Menjembatani masa lalu dan masa kini, terdapat instalasi bungkus teh dan rokok yang menghidupkan kembali desain klasik Indonesia. Desain bungkus teh menggambarkan imaji modern yang menampilkan realitas lokal, bahkan dipengaruhi oleh budaya spiritual dengan simbol-simbol keberuntungan. Koleksi arsip label teh yang dipamerkan pada bagian ini, sebagian besar berasal dari Ibnu Wibi Winarko, yang merangkumnya dalam Buku Kenang-Kenangan Teh yang berisi label dari periode 1928-1963. Koleksi label bungkus rokok juga turut dipamerkan berkat kontribusi dari komunitas Grafis Nusantara. Meski memiliki fungsi utama sebagai merek dagang, label rokok ini adalah cerminan dari sistem sosial-budaya masyarakat serta identitas lokal pada masanya. Melalui koleksi ini, keduanya—teh dan rokok—menjadi medium yang menghubungkan grafis masa lalu dan masa kini. Keduanya berkontribusi dalam perkembangan bahasa seni grafis kontemporer.
Seni cetak grafis dekat dengan pengalaman langsung. Terutama ketika Anda mencoba bermain bersama teman-teman Komunitas Board Game Yogyakarta (Koboy). Materialitas permainan papan telah mengaktivasi berbagai variasi pengalaman. Permainan papan turut melibatkan medium sentuhan dan visual. Bentuk, berat, tekstur, dan struktur artefaknya secara keseluruhan memengaruhi pengalaman kita dalam bermain. Ilustrasi, desain grafis, desain komponennya, dan artistik boksnya adalah bagian dari seni tersendiri yang mampu menarik kita ke dalam permainan atau justru membuat kita menjauhinya. Tidak hanya itu, setiap judul permainan menumbuhkan momen-momen sosialitas dengan elemen narasi, aturan (rule), dan dorongan imajinasi para pemain. Sosialitas ini tentu tidak hanya ada pada permainan papan, tetapi saya yakin bahwa permainan papan sangat piawai dalam memungkinkan terjadinya interaksi yang menyenangkan.

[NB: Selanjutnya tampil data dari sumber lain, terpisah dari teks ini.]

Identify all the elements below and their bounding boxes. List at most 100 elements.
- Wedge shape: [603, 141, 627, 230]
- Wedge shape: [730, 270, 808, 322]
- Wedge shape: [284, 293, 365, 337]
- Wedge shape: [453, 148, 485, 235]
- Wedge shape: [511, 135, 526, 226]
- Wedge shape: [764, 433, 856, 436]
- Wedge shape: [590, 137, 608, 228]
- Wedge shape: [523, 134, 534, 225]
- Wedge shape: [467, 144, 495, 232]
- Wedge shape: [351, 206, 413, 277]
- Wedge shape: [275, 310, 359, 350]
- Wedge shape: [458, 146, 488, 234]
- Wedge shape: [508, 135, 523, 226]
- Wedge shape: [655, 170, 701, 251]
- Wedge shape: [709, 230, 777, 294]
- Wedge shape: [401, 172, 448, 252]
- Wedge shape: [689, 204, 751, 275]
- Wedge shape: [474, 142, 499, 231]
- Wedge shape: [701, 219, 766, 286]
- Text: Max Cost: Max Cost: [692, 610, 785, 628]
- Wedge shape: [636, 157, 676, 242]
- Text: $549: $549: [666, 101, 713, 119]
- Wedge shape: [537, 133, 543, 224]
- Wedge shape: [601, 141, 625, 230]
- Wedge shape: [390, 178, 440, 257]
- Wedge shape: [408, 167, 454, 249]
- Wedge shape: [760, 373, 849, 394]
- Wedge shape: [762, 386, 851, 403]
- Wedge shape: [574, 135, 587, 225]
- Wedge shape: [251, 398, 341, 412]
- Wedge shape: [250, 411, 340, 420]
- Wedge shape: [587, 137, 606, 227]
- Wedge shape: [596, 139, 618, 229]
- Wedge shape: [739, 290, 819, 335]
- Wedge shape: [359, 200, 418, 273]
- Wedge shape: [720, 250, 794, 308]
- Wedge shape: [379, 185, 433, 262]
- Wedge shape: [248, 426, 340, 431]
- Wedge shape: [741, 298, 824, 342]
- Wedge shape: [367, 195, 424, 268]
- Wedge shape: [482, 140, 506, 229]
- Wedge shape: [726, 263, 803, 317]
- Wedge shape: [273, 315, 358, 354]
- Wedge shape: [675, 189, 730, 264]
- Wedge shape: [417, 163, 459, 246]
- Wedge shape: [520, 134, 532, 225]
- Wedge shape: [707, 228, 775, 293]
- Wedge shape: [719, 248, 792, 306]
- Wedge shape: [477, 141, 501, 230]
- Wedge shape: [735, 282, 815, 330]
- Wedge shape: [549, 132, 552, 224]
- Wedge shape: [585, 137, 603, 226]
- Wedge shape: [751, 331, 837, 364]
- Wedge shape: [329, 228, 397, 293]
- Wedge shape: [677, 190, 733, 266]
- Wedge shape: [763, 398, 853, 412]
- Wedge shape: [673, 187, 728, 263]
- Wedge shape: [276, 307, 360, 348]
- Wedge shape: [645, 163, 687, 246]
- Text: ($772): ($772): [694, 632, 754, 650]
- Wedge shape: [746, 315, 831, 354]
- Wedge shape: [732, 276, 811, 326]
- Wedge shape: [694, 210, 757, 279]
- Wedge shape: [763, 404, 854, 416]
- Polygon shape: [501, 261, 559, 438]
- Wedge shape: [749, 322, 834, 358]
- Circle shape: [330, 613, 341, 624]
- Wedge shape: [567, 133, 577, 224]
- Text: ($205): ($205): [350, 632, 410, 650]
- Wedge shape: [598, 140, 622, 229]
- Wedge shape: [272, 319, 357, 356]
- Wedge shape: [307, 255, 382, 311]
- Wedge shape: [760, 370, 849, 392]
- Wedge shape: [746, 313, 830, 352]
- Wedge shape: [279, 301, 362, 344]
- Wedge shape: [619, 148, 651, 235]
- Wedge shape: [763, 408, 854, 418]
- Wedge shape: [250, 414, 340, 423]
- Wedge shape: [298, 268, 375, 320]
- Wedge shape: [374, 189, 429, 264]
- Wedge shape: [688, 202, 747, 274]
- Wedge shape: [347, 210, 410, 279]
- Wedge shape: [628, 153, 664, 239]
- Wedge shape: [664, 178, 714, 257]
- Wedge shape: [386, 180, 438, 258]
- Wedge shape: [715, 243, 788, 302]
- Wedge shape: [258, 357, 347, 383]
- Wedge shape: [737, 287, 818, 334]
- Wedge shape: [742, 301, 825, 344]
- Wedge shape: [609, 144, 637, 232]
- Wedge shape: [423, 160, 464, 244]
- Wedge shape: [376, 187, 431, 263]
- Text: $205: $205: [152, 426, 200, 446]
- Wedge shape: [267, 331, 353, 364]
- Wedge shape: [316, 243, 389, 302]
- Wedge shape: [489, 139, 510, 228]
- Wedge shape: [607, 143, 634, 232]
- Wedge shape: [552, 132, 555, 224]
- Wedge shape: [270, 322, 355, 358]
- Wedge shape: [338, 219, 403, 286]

Bagian terakhir, terkait dengan produksi dan teknologi cetak, mengilustrasikan bagaimana karya seni cetak tercipta melalui teknik, alat, dan inovasi teknologi yang berkembang seiring waktu. Proses ini mencerminkan kemajuan dalam industri dan kreativitas seni cetak. Di ruang ini, terdapat sebuah area khusus yang didedikasikan untuk ini, pertama film dan ruang studio dengan aktivasi beberapa mesin cetak. Film yang ditayangkan menampilkan teknik seni cetak seperti sablon, litografi, aquatint, etsa, dan cukil burin dengan cara yang menghibur. Di area studio, ada berbagai jenis aktivasi mesin cetak, termasuk mesin etsa, mesin sablon, alat stempel, dan printer. Dengan menjelajahi bermacam rupa pada bagian ini, kita dapat melihat lebih dekat dan memahami ragam teknologi yang digunakan dalam seni cetak.